BBC World, who was reporting on all this as I blearily groped for the snooze alarm, turned to a by-now familiar bete noir of the Right's, global warming and its effect on the formation of hurricanes. They spoke with Sir David King, Chief Scientific Advisor to the British government, who told them in no uncertain terms that the waffling arguments being presented against global warning may represent dissent about it amongst laypeople, but in the scientific community there is no disagreement. Hurricanes form most frequently when the water's temperature goes to 28 degrees C and higher, and we have not seen the kind of temperatures that have led to Katrina and Rita in over a million years. CNN also reported today on a Brit scientist, Sir John Lawton, who has had it with the political agendists in the US who refuse to believe what’s right in front of their noses on this issue:
"Sir John Lawton, chairman of the Royal Commission on Environmental Pollution which advises the government, made what the Independent newspaper said was a thinly disguised attack on the stance of U.S. President George W. Bush's administration.Thinking of that, combined with the nightmare attempts at evacuation ongoing now and during Katrina which have all dependent on the use of gasoline, roadways, and gas-powered vehicles to get people to safety, reminded me of a James Kunstler column he wrote right after Katrina on the viscious circle we have created for ourselves:
"The increased intensity of these kinds of extreme storms is very likely to be due to global warming," Lawton told the newspaper in an interview.
"If this makes the climate loonies in the States realize we've got a problem, some good will come out of a truly awful situation," said Lawton...

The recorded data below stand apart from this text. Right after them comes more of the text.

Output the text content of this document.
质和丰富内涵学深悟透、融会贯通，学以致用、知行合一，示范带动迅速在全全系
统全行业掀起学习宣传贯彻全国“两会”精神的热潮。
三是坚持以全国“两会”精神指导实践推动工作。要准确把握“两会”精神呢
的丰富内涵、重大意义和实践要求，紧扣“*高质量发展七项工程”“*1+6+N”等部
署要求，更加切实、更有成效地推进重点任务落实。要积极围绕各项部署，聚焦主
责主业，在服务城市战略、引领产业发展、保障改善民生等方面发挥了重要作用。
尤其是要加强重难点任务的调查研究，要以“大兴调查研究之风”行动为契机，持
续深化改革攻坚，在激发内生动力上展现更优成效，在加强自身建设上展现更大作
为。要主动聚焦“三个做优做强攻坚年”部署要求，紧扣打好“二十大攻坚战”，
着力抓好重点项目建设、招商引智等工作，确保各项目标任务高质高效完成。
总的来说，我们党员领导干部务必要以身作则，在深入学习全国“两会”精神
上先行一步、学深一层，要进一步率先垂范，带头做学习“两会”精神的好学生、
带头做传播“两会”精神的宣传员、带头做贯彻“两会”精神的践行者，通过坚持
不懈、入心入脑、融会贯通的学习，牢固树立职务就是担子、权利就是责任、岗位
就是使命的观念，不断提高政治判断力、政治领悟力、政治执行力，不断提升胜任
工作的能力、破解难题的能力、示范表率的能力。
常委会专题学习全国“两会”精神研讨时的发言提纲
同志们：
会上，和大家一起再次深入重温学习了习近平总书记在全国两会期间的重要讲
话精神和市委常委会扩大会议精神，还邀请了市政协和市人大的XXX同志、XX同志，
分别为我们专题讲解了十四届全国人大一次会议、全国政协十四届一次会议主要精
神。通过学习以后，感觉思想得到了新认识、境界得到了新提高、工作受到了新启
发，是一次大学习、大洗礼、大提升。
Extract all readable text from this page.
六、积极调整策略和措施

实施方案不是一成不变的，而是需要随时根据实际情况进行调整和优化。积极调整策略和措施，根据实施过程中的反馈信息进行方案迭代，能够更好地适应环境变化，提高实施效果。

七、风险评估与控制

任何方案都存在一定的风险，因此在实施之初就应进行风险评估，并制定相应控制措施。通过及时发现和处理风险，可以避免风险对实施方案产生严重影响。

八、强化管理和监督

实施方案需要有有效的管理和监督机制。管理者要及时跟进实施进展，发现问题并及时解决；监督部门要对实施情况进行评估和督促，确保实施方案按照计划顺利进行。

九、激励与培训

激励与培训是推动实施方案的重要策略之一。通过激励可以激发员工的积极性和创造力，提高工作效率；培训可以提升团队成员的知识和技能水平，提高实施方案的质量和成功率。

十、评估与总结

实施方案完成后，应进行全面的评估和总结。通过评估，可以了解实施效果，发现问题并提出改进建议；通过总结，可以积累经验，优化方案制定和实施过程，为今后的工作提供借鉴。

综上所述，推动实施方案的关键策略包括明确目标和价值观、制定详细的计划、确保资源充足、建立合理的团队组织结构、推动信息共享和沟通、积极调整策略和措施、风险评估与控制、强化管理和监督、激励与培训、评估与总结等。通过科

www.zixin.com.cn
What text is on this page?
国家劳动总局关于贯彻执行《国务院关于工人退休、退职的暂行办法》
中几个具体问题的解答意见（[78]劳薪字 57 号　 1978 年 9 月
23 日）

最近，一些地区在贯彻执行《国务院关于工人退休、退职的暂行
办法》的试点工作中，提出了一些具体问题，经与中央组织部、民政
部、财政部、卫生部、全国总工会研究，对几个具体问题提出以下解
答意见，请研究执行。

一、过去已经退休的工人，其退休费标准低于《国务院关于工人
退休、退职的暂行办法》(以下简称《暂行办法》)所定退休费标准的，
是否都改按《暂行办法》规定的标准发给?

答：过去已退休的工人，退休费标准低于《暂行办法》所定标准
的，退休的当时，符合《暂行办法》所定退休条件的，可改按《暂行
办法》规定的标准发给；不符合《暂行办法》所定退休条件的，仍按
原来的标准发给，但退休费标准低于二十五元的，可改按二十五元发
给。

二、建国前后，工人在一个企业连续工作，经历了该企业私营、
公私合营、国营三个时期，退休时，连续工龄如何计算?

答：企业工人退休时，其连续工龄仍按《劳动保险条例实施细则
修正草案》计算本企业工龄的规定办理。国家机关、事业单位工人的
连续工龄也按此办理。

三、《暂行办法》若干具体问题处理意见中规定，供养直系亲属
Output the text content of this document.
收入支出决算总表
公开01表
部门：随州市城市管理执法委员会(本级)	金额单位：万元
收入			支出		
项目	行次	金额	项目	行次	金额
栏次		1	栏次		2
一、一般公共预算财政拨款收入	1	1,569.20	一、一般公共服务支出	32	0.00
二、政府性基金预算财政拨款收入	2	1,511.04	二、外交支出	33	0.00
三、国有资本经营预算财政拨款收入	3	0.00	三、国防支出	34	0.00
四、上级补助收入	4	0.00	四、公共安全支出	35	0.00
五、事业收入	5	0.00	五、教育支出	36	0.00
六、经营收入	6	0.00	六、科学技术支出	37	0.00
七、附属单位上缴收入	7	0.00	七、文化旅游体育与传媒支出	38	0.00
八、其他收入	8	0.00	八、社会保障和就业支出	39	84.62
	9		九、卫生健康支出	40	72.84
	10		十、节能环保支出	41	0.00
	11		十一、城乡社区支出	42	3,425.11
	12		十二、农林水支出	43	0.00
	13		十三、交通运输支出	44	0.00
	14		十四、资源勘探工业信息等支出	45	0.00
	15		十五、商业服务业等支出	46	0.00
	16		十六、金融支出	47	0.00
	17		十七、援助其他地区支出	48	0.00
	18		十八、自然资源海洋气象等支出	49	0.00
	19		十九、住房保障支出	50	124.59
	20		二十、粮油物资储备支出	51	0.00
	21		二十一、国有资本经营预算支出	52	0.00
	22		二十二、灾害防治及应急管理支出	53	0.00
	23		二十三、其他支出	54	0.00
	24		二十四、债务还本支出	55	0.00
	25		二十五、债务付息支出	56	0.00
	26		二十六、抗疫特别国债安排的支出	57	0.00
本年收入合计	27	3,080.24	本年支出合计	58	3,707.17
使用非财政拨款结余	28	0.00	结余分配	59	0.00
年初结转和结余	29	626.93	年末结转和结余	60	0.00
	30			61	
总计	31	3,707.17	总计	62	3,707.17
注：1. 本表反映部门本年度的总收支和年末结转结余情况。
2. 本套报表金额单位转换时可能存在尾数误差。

"There are a group of people in various parts of the world ... who simply don't want to accept human activities can change climate and are changing the climate. I'd liken them to the people who denied that smoking causes lung cancer."
Lawton said hurricanes were getting more intense, just as computer models predicted they would, because of the rising temperature of the sea.
"Increasingly it looks like a smoking gun," he said."
"The truth is that it does not really matter whether the freeways are crammed full of SUVs or nimble hybrid cars. The problem is car-dependency and the infrastructure for daily living predicated on it, not the kind of vehicles we run. I have yet to hear one US senator of either party propose that part of the recent $300 billion highway bill ought to be redirected to rebuilding America's passenger rail system -- even after the bitter lesson of Katrina, which demonstrated that people who don't own cars can't get out of harm's way in this country.As played out so perfectly in our flailing attempts to use it right now. We still don't get it, even after Katrina, even after the sky-high prices at the pumps. Maybe record numbers of deaths during the winter, when people can't afford to heat their homes, may wake us up.
Another Big Thought still clogging the collective imagination is the idea that if only we switch to "alternative fuels" we can run the interstate highway system, Disney World, and WalMart just like before. The country is full of people now who want gold stars for running their household car fleet on discarded Fry-Max oil from the local Dunkin Donuts. . . or on oil squeezed from hemp seeds. Notice that the premise of a drive-in society remains."
But I doubt it, now. We're just a gigantic old drunk too long gone to stop drinking now.